Sunday, March 17, 2013

The 'Flying Swan' that keeps the Indian soldier connected to his family

Dear Comrades,

KOLKATA: In this day of internet and smartphones, there are some who still wait eagerly for that inland letter or envelope from home, marked with their names, unit details and C/O 56 or 99 APO.

These are the Indian Army jawans posted at remote outposts, where in some cases, the only means of communication are air-drops or mule trains.

While the role of combat soldier involves a certain degree of glamour, few are aware of the units that help in keeping him in a state of readyness.

One such unit is the Army Postal Service (APS) which celebrated its 42nd Raising Day on Friday. The APS, through its two Central Base Post Offices (CBPOs) — one of which is in Kolkata — plays the very
important role of keeping the jawan connected to his family in a remote village, several thousand miles away. It is that one letter that can make the day for a soldier braving all odds in sub-zero temperatures on a feature along the Line of Actual Control in Arunachal Pradesh or Sikkim.

56 and 99 APO are the two CBPOs operating out of New Delhi and Kolkata.

Between the two, the entire postal needs of the armed forces and the few other ancillary paramilitary organisations get taken care of.

Subsequent to the victory over Japan by Allied forces in August 1945, the 'Indian Army Postal Service' as it was then known, began the process of disbanding all its existing 137 Field Post offices (FPOs).

56 FPO, which was raised in Secunderabad on June 30, 1941, was the last FPO awaiting disbandment.
Having just returned from Iwakuni, the British Commonwealth Occupation Force Air Base in Japan, it was however, left unscathed. Redesignated on October 24, 1947, with a new coded security address "C/O 56 APO", it began as the new base sorting office in New Delhi to serve the postal needs of troops at Punjab and J&K, as a consequence of the Pakistani raiders' invasion on October 20, 1947.

Meanwhile, "C/O 99 APO" came into being as the coded security address for all formations in the eastern theatre including all the eight north-eastern states, West Bengal and the Andaman group of islands with the raising of 2 CBPO on April 1, 1964. It addresses all its postal operations through its network of nearly 130 FPOs.
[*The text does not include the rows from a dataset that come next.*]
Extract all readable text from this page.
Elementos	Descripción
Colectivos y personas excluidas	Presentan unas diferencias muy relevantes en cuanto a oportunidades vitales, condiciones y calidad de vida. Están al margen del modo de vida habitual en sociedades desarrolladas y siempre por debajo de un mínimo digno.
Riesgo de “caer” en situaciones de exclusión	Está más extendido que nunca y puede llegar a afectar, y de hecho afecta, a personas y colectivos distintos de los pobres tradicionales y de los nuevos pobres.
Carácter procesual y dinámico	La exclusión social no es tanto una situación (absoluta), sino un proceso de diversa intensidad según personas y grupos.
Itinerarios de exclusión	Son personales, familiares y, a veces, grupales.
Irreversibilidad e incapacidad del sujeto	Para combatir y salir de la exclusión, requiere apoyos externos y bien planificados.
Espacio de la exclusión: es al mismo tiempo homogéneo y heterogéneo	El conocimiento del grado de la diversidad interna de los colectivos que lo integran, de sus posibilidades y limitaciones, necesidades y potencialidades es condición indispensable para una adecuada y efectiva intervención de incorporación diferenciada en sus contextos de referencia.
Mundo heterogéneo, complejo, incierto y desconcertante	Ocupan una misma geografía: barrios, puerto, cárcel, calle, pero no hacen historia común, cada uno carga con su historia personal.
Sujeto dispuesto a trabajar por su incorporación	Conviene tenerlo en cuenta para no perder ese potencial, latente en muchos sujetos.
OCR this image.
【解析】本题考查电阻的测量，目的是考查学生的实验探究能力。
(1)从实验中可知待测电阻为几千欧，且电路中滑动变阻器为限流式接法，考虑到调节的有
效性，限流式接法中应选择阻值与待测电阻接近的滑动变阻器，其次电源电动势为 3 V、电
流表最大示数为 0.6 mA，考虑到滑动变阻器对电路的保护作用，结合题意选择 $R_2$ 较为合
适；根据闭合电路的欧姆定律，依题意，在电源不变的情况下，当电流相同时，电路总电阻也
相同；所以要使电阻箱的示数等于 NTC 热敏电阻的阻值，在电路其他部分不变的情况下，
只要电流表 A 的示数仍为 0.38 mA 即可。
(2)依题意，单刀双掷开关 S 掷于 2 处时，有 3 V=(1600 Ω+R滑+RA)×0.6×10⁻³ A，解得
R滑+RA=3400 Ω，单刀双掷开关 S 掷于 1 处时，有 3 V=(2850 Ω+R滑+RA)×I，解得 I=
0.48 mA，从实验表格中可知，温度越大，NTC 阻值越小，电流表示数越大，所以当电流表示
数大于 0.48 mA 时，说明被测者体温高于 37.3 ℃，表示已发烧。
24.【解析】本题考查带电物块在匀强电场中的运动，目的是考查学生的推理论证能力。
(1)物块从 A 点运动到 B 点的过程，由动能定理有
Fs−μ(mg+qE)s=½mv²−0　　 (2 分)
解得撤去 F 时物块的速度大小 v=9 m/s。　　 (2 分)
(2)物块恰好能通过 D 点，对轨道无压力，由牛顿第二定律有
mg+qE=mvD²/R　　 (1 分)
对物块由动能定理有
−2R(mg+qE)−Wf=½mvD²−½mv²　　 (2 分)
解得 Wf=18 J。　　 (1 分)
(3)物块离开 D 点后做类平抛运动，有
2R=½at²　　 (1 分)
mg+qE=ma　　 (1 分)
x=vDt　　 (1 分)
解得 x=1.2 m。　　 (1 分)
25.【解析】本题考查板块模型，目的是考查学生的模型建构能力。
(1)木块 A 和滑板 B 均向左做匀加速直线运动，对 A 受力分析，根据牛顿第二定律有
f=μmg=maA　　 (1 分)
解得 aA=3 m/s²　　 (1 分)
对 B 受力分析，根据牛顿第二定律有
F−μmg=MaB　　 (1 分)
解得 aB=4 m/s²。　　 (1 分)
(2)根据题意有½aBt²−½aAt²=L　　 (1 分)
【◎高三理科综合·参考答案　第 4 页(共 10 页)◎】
Since then, this unit which adopted the 'flying swan' — the mythical carrier of messages in several Indian epics, including the Mahabharata — as its emblem with the motto "Mel Milap" has kept the soldier in the frontline connected to his family.

Contrary to perceptions that cellular connectivity and internet must be denting the mail volume in present times, statistics indicate that it has in fact risen steadily.Brigadier (APS) at Eastern Command, B Chandrasekhar, ascribes this phenomenon to the rise in the volume of official and business mail.
Amplifying further, Col Akhilesh Pandey, Commandant No 2 CBPO says, "The mails from various service providers such as financial institutions including banks, insurance and investment companies, towards their business transactions are on the rise. The services also extensively use the 'Scheduled Despatch Services' (SDS) for despatch of all their secure official mail."